The financial meltdown is also expected to bite. Mr. Zhou said at least 20 per cent of the factories in Wenzhou had already stopped production because of rising costs and fewer orders.
“There were 3,000 lighter factories last year and fewer than 100 are still running this year,” he said. “There were some 3,000 fastener factories in the first half of this year but there are fewer than 1,000 still operating now.”
He said 20 per cent of shoe manufacturers and about 1,000 garment factories had stopped production while some 500 to 600 makers of sunglasses were in financial difficulty.
“Wenzhou is suffering less compared to [other export-oriented cities] as businesspeople are very flexible and have shifted to other industries,” Mr. Zhou said.
Huite Shoes deputy manager Hu Xiaodong said the company was unaffected because it had its own stores on the mainland, but admitted that the industry was in the doldrums. “We are cutting budgets and laying off people to brace for more difficult times,” he said.
Workers at Zhenqing Glasses were gloomy. The two-decade-old factory is losing money due to a dramatic drop in orders.

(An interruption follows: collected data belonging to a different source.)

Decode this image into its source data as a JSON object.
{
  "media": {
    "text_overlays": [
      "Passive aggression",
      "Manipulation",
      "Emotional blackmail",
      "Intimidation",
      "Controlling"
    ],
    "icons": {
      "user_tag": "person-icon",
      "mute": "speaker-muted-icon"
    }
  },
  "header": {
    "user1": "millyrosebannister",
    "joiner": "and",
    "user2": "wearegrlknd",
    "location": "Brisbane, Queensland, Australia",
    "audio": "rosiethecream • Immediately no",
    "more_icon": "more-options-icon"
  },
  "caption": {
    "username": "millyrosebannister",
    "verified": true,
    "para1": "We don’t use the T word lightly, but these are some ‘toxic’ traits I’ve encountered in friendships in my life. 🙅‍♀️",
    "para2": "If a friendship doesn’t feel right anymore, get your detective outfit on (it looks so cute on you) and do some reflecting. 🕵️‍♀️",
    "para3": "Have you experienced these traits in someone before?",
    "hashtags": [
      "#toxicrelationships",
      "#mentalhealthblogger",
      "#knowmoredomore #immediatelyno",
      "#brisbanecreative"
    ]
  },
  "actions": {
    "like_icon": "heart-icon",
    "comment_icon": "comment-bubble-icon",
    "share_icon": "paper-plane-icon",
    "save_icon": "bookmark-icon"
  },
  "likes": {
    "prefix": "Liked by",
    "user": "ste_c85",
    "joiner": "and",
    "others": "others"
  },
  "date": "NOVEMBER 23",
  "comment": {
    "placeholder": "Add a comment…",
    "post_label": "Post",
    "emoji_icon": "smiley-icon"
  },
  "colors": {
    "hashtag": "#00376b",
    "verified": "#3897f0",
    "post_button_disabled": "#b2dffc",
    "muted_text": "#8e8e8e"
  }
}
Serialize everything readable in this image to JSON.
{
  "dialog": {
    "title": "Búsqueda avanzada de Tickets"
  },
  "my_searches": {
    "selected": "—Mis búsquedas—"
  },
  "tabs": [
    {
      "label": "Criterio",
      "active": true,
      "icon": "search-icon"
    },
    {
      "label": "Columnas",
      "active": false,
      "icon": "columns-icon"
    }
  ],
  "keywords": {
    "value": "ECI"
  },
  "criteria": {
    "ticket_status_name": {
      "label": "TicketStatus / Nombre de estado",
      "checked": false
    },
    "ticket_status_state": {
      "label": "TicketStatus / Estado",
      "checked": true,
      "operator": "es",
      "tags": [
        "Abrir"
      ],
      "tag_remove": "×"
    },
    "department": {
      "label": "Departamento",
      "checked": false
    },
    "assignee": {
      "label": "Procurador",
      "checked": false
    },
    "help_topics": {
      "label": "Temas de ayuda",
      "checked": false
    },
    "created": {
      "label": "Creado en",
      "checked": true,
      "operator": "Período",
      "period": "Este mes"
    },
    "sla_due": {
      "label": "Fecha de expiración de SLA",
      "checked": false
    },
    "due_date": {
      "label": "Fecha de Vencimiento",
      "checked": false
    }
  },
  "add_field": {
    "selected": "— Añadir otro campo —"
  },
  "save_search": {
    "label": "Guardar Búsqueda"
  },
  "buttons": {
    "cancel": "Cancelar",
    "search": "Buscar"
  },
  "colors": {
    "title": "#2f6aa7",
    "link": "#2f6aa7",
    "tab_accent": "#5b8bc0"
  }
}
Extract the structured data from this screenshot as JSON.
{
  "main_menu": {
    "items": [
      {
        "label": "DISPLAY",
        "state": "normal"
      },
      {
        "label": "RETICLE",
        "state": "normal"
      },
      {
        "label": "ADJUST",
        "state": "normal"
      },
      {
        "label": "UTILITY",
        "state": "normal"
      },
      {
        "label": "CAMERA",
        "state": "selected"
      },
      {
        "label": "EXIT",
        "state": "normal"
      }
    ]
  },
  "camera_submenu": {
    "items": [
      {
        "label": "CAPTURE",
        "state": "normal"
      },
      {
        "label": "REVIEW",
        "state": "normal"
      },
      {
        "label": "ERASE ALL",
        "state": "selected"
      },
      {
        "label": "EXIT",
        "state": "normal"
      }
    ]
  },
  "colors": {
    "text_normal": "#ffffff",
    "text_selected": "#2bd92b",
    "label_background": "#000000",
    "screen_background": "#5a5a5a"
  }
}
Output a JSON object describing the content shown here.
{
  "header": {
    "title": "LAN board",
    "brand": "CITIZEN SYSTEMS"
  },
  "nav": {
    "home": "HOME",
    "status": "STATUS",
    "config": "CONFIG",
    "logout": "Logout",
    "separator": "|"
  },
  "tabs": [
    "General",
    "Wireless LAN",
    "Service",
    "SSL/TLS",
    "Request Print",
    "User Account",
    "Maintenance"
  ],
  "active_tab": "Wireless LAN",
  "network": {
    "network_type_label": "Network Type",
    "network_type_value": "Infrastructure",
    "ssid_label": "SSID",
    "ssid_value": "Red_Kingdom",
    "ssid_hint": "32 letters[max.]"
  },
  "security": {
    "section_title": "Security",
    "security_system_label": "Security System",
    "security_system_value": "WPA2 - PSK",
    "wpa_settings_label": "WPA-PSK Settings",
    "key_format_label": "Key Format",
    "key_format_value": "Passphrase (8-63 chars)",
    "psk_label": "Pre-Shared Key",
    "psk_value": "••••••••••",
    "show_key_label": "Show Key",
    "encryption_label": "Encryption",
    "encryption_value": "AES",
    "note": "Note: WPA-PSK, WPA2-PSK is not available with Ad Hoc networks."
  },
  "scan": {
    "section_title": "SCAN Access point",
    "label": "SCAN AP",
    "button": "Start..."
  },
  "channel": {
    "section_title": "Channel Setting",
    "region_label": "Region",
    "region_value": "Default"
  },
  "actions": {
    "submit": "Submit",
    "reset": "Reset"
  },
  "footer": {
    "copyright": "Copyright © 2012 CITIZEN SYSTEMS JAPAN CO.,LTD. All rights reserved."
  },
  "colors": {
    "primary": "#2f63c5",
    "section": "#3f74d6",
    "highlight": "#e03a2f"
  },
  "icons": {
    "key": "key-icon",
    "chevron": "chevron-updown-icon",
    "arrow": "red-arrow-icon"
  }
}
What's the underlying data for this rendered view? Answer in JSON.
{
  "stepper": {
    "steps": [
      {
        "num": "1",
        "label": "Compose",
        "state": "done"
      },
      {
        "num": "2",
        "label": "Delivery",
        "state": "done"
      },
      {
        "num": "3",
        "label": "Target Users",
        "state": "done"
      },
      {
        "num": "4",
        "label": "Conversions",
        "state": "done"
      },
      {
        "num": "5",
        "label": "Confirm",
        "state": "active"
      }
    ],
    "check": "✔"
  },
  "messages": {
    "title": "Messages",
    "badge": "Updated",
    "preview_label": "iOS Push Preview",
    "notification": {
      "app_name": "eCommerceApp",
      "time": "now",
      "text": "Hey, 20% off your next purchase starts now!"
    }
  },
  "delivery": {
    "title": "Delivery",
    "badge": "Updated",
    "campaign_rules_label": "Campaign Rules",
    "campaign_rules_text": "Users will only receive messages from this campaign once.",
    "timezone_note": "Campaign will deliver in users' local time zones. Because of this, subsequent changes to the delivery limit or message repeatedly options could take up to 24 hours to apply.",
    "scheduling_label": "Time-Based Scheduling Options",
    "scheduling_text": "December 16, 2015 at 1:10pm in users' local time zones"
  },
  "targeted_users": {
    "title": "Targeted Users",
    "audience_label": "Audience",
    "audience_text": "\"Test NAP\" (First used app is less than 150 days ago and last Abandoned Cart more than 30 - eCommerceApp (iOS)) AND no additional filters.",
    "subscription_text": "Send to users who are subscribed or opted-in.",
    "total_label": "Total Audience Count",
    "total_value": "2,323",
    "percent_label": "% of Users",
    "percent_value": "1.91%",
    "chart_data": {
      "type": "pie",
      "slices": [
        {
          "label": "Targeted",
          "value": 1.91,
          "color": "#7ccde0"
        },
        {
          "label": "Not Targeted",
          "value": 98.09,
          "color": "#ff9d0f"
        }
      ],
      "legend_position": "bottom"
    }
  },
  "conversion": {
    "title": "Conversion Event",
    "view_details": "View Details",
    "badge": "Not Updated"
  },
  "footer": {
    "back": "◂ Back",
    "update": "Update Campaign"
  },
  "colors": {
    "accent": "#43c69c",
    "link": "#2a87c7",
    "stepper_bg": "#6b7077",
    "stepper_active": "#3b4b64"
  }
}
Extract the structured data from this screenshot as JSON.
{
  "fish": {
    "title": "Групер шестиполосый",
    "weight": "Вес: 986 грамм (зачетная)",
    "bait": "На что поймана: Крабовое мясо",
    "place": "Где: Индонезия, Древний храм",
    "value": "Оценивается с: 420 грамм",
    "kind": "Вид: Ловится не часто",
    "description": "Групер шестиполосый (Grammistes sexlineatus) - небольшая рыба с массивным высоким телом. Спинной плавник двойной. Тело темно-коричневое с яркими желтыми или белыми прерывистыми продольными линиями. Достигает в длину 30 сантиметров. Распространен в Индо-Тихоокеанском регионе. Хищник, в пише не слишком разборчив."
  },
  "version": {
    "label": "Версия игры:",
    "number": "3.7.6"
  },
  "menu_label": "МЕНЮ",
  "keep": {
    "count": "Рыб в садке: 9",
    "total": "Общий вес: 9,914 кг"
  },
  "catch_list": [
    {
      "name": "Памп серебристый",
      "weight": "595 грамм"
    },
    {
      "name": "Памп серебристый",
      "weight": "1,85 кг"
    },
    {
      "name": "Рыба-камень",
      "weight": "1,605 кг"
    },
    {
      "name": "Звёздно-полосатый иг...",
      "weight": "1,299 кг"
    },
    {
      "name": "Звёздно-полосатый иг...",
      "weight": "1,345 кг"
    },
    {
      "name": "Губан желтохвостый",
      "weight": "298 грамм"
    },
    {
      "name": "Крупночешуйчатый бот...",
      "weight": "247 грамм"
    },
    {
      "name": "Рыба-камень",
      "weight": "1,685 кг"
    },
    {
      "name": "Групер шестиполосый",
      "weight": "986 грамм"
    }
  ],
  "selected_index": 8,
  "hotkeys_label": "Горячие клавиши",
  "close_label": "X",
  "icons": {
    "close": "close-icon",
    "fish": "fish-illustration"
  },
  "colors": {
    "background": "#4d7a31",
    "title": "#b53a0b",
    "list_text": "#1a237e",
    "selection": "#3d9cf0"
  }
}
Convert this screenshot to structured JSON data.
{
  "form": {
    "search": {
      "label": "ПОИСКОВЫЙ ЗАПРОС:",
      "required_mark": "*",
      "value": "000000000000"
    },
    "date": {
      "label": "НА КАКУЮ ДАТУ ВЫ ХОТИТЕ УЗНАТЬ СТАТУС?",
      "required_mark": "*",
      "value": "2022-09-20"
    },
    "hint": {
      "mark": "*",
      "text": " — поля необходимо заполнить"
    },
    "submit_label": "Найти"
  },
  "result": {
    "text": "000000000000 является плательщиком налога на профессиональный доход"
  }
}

“It used to be quite busy this time of the year, but this year we have not much work at all,” one worker said.
But Huang Shiyi, chairman of Zhejiang BBYY Garments, is upbeat about the future. His father ran a machinery factory, but Mr. Huang started a company to sell children’s clothes a few years ago. Mr. Huang said his decision to focus on branding was the right one. He outsourced production to factories in provinces such as Anhui, where labour is cheaper, and set up retail outlets countrywide.
“If I had stayed in machinery, I would be in difficulty because of the overall environment,” Mr. Huang said. “But our children’s clothes business is making a significant profit now.”